Anger at the brutality and corrupt and economic malfeasance of the Khartoum regime has risen to the boiling point
African Union urges progress on Darfur process, threatens sanctions
Sudan Tribune, February 27, 2018 (KHARTOUM)
The African Union’s Peace and Security Council (PSC) urged mediators to make progress in the resolution of Darfur conflict during the upcoming three months and threatened to sanction those who continue to hinder the ongoing efforts for a lasting peace [an absurdly meaningless threat—ER]. In a meeting held on 20 February 2018, the PSC said concerned by the “unnecessarily prolonged” process for peace in Darfur and called for a rapid resolution of the 15-year conflict.
The Council further pointed to “the lack of commitment on the part of the non-signatory Darfur armed movements” and urged them to engage discussions with the government on the basis of the Doha Document for peace in Darfur (DDPD).
[What the AU PSC does not mention is that the Khartoum regime refuses to comply even with the terms of the wildly untenable Doha agreement—an “agreement” reached without meaningful representation by Darfuri civil society, or from the rebel groups with the most popular support and military strength. The DDPD was dead on arrival and is widely recognized as such; that it continues to be diplomatically flogged as a roadmap only signals the weakness and incompetence of the AU. Indeed, the DDPD (July 2011) was made necessary by the utter failure of the previous AU “Roadmap for Peace in Darfur” promulgated by Thabo Mbeki in 2009. The incompetent and morally corrupt Mbeki still leads AU diplomatic efforts, almost a decade after this monumental failure—ER]
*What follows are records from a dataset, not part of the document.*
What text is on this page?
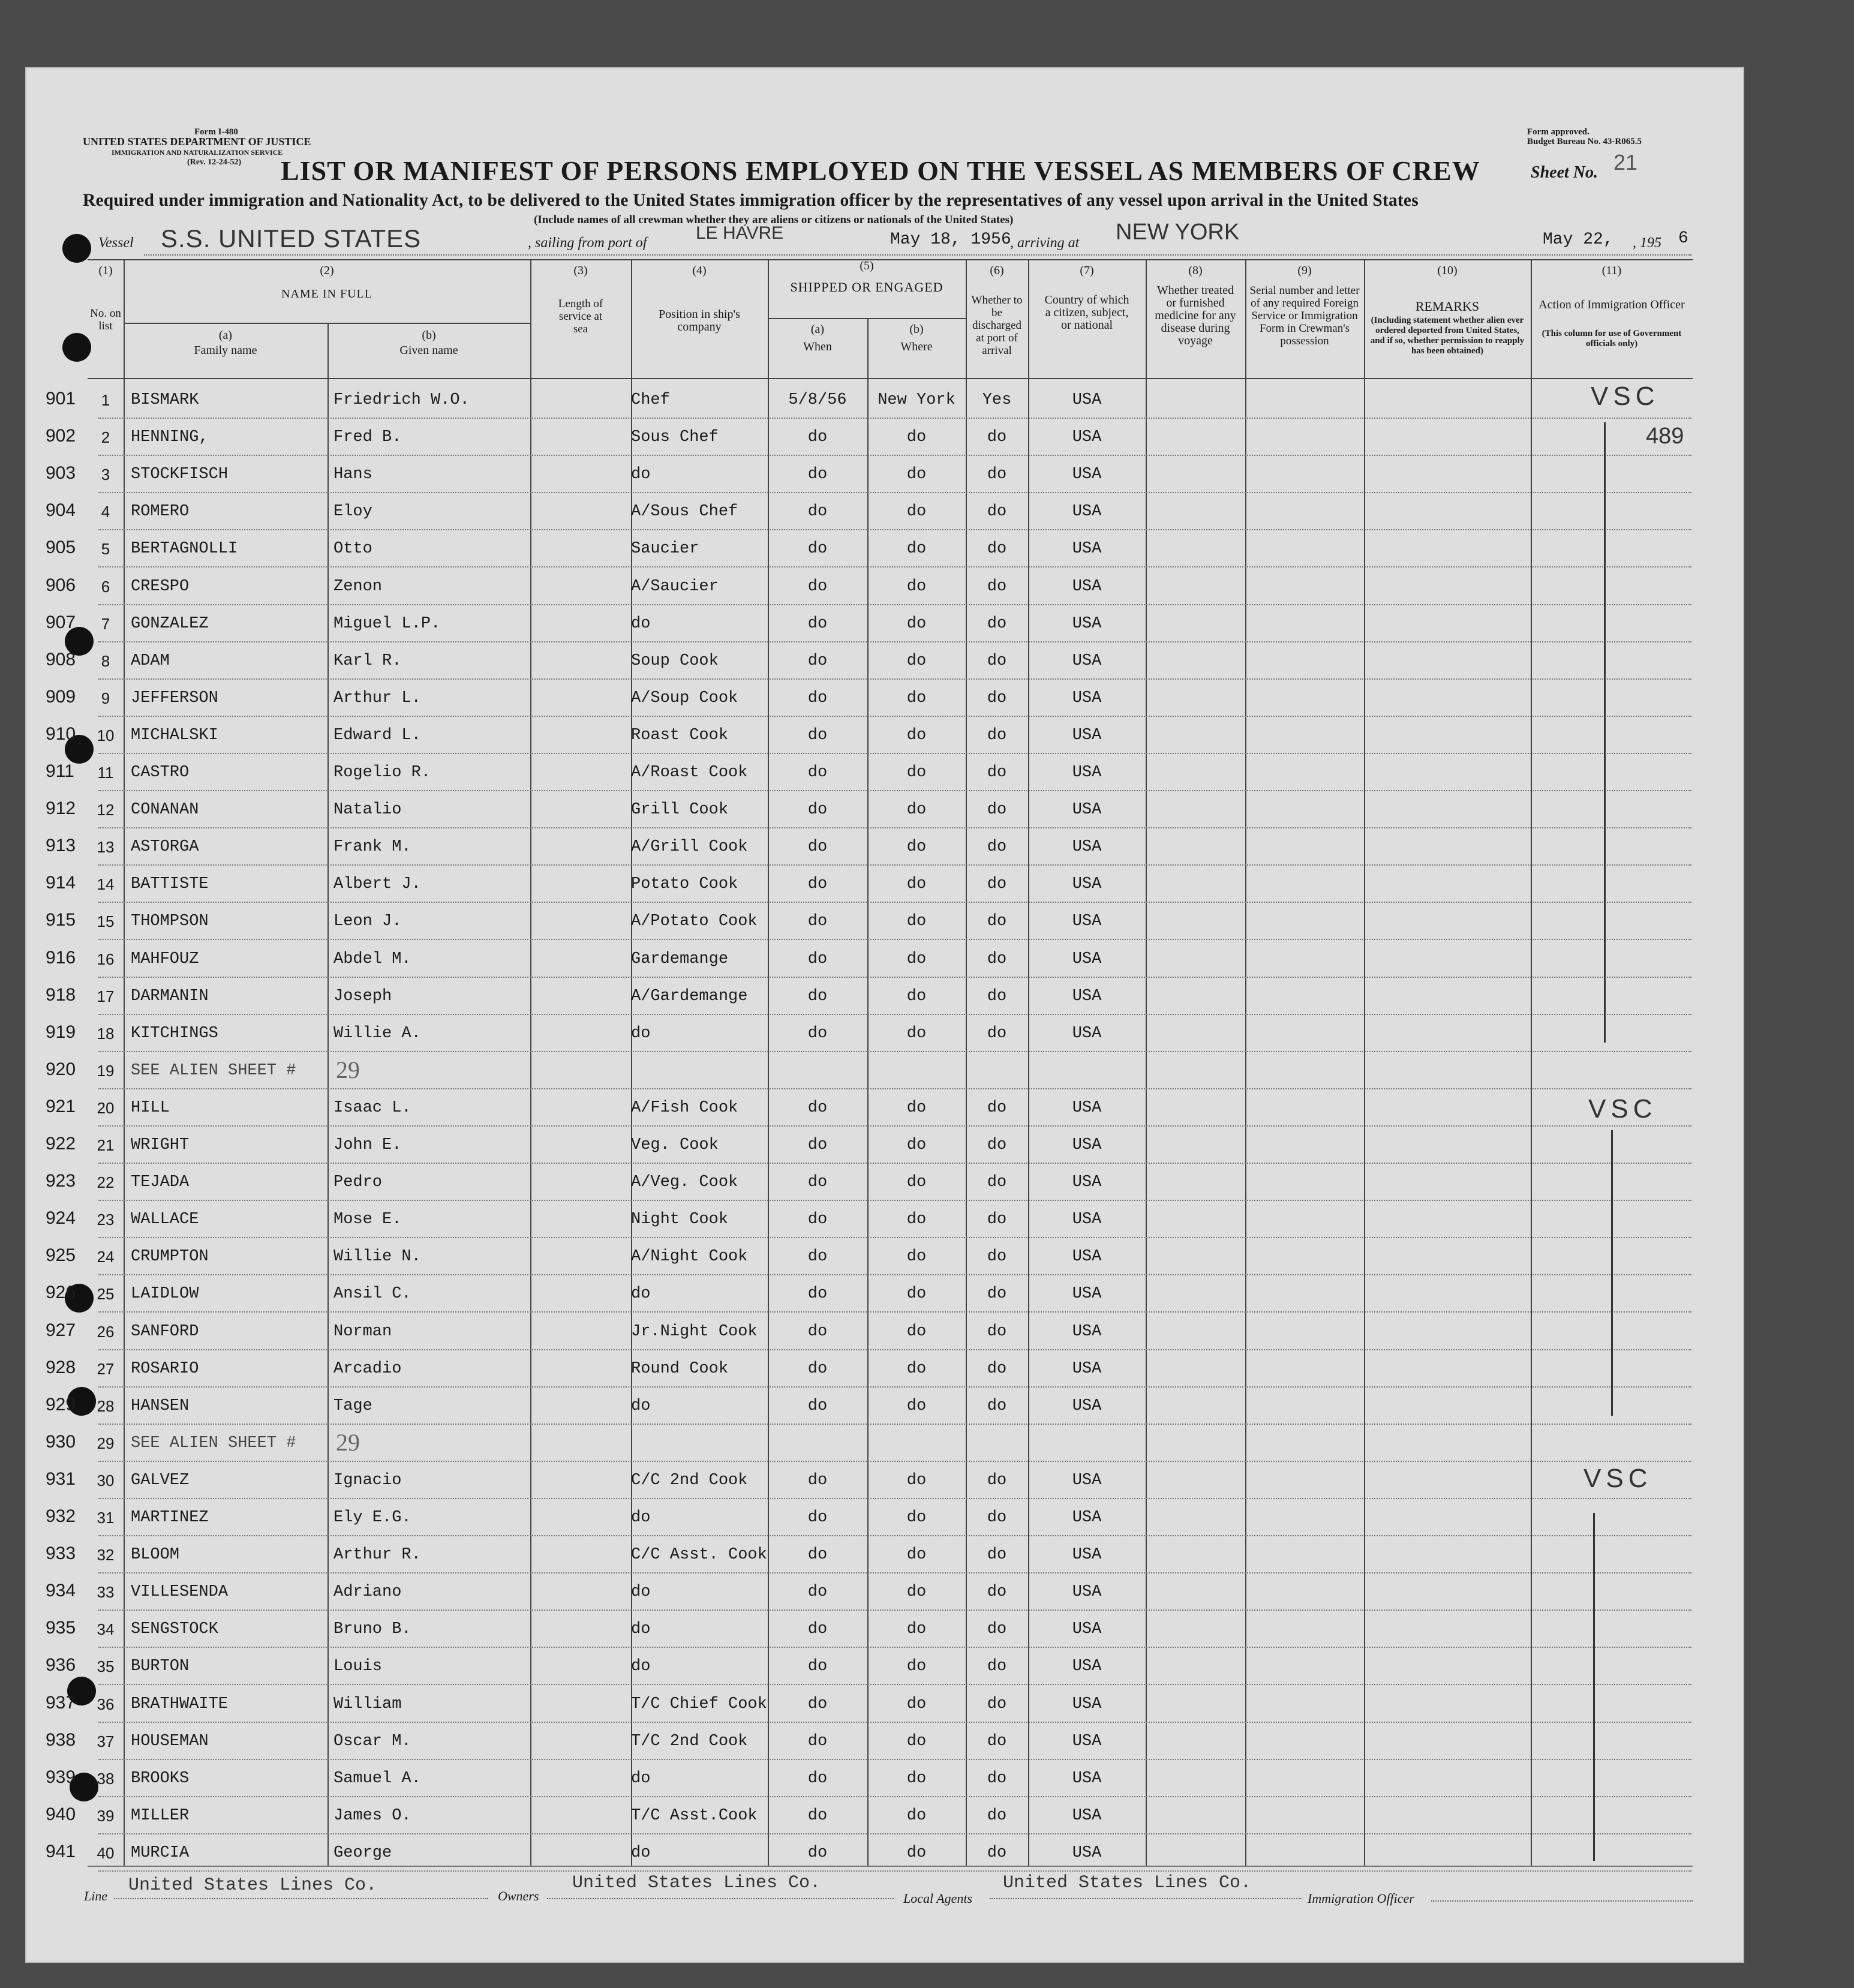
Form I-480
UNITED STATES DEPARTMENT OF JUSTICE
IMMIGRATION AND NATURALIZATION SERVICE
(Rev. 12-24-52)
Form approved.
Budget Bureau No. 43-R065.5
LIST OR MANIFEST OF PERSONS EMPLOYED ON THE VESSEL AS MEMBERS OF CREW	Sheet No. 21
Required under immigration and Nationality Act, to be delivered to the United States immigration officer by the representatives of any vessel upon arrival in the United States
(Include names of all crewman whether they are aliens or citizens or nationals of the United States)
Vessel S.S. UNITED STATES	, sailing from port of	LE HAVRE	May 18, 1956
, arriving at NEW YORK	May 22, , 195 6
(1)
No. on list
(2)
NAME IN FULL
(a)
Family name
(b)
Given name
(3)
Length of service at sea
(4)
Position in ship's company
(5)
SHIPPED OR ENGAGED
(a)
When
(b)
Where
(6)
Whether to be discharged at port of arrival
(7)
Country of which a citizen, subject, or national
(8)
Whether treated or furnished medicine for any disease during voyage
(9)
Serial number and letter of any required Foreign Service or Immigration Form in Crewman's possession
(10)
REMARKS
(Including statement whether alien ever ordered deported from United States, and if so, whether permission to reapply has been obtained)
(11)
Action of Immigration Officer
(This column for use of Government officials only)
901	1	BISMARK	Friedrich W.O.	Chef	5/8/56	New York	Yes	USA
902	2	HENNING,	Fred B.	Sous Chef	do	do	do	USA
903	3	STOCKFISCH	Hans	do	do	do	do	USA
904	4	ROMERO	Eloy	A/Sous Chef	do	do	do	USA
905	5	BERTAGNOLLI	Otto	Saucier	do	do	do	USA
906	6	CRESPO	Zenon	A/Saucier	do	do	do	USA
907	7	GONZALEZ	Miguel L.P.	do	do	do	do	USA
908	8	ADAM	Karl R.	Soup Cook	do	do	do	USA
909	9	JEFFERSON	Arthur L.	A/Soup Cook	do	do	do	USA
910	10	MICHALSKI	Edward L.	Roast Cook	do	do	do	USA
911	11	CASTRO	Rogelio R.	A/Roast Cook	do	do	do	USA
912	12	CONANAN	Natalio	Grill Cook	do	do	do	USA
913	13	ASTORGA	Frank M.	A/Grill Cook	do	do	do	USA
914	14	BATTISTE	Albert J.	Potato Cook	do	do	do	USA
915	15	THOMPSON	Leon J.	A/Potato Cook	do	do	do	USA
916	16	MAHFOUZ	Abdel M.	Gardemange	do	do	do	USA
918	17	DARMANIN	Joseph	A/Gardemange	do	do	do	USA
919	18	KITCHINGS	Willie A.	do	do	do	do	USA
920	19	SEE ALIEN SHEET # 29
921	20	HILL	Isaac L.	A/Fish Cook	do	do	do	USA
922	21	WRIGHT	John E.	Veg. Cook	do	do	do	USA
923	22	TEJADA	Pedro	A/Veg. Cook	do	do	do	USA
924	23	WALLACE	Mose E.	Night Cook	do	do	do	USA
925	24	CRUMPTON	Willie N.	A/Night Cook	do	do	do	USA
926	25	LAIDLOW	Ansil C.	do	do	do	do	USA
927	26	SANFORD	Norman	Jr.Night Cook	do	do	do	USA
928	27	ROSARIO	Arcadio	Round Cook	do	do	do	USA
929	28	HANSEN	Tage	do	do	do	do	USA
930	29	SEE ALIEN SHEET # 29
931	30	GALVEZ	Ignacio	C/C 2nd Cook	do	do	do	USA
932	31	MARTINEZ	Ely E.G.	do	do	do	do	USA
933	32	BLOOM	Arthur R.	C/C Asst. Cook	do	do	do	USA
934	33	VILLESENDA	Adriano	do	do	do	do	USA
935	34	SENGSTOCK	Bruno B.	do	do	do	do	USA
936	35	BURTON	Louis	do	do	do	do	USA
937	36	BRATHWAITE	William	T/C Chief Cook	do	do	do	USA
938	37	HOUSEMAN	Oscar M.	T/C 2nd Cook	do	do	do	USA
939	38	BROOKS	Samuel A.	do	do	do	do	USA
940	39	MILLER	James O.	T/C Asst.Cook	do	do	do	USA
941	40	MURCIA	George	do	do	do	do	USA
VSC
489
VSC
VSC
Line
United States Lines Co.
Owners
United States Lines Co.
Local Agents
United States Lines Co.
Immigration Officer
Following what the meeting directed the African Union High-Level Implementation Panel (AUHIP) and the hybrid peacekeeping mission known as UNAMID to “continue with their engagement with the parties to the conflict” and update its members on the progress made on the peace process. Based on the outcome of the mediation’s efforts ” the AU Commission should, by May 2018, elaborate possible measures, including possible sanctions, which could be applied against all those who continue to obstruct efforts towards lasting peace and security in Darfur,” said a statement released on Monday 27 February.
[The UNAMID referred to here—a colossal failure as a peacekeeping mission by any reasonable or objective measures during its decade of deployment in Darfur—has been celebrate by the AU has been celebrated as “worthy of emulation” in future peacekeeping operations in Africa. The disingenuous and desperate effort to make a success out of miserable failure tells us all too much about the African Union Peace and Security Council—ER]
The holdout groups including the Justice and Equality Movement (JEM), Sudan Liberation Movement—Minni Minnawi (SLM-MM) refused to sign the DDPD in July 2011 and called to open the framework agreement for talks. Other groups like the Sudan Liberation Movement—Abdel Wahid (SLM-AW) had declined to join the process and rejected its outcome. The African Union mediation panel (AUHIP) led by former South African President Thabo Mbeki proposed a holistic process to end the armed conflicts and produce political reforms in Sudan.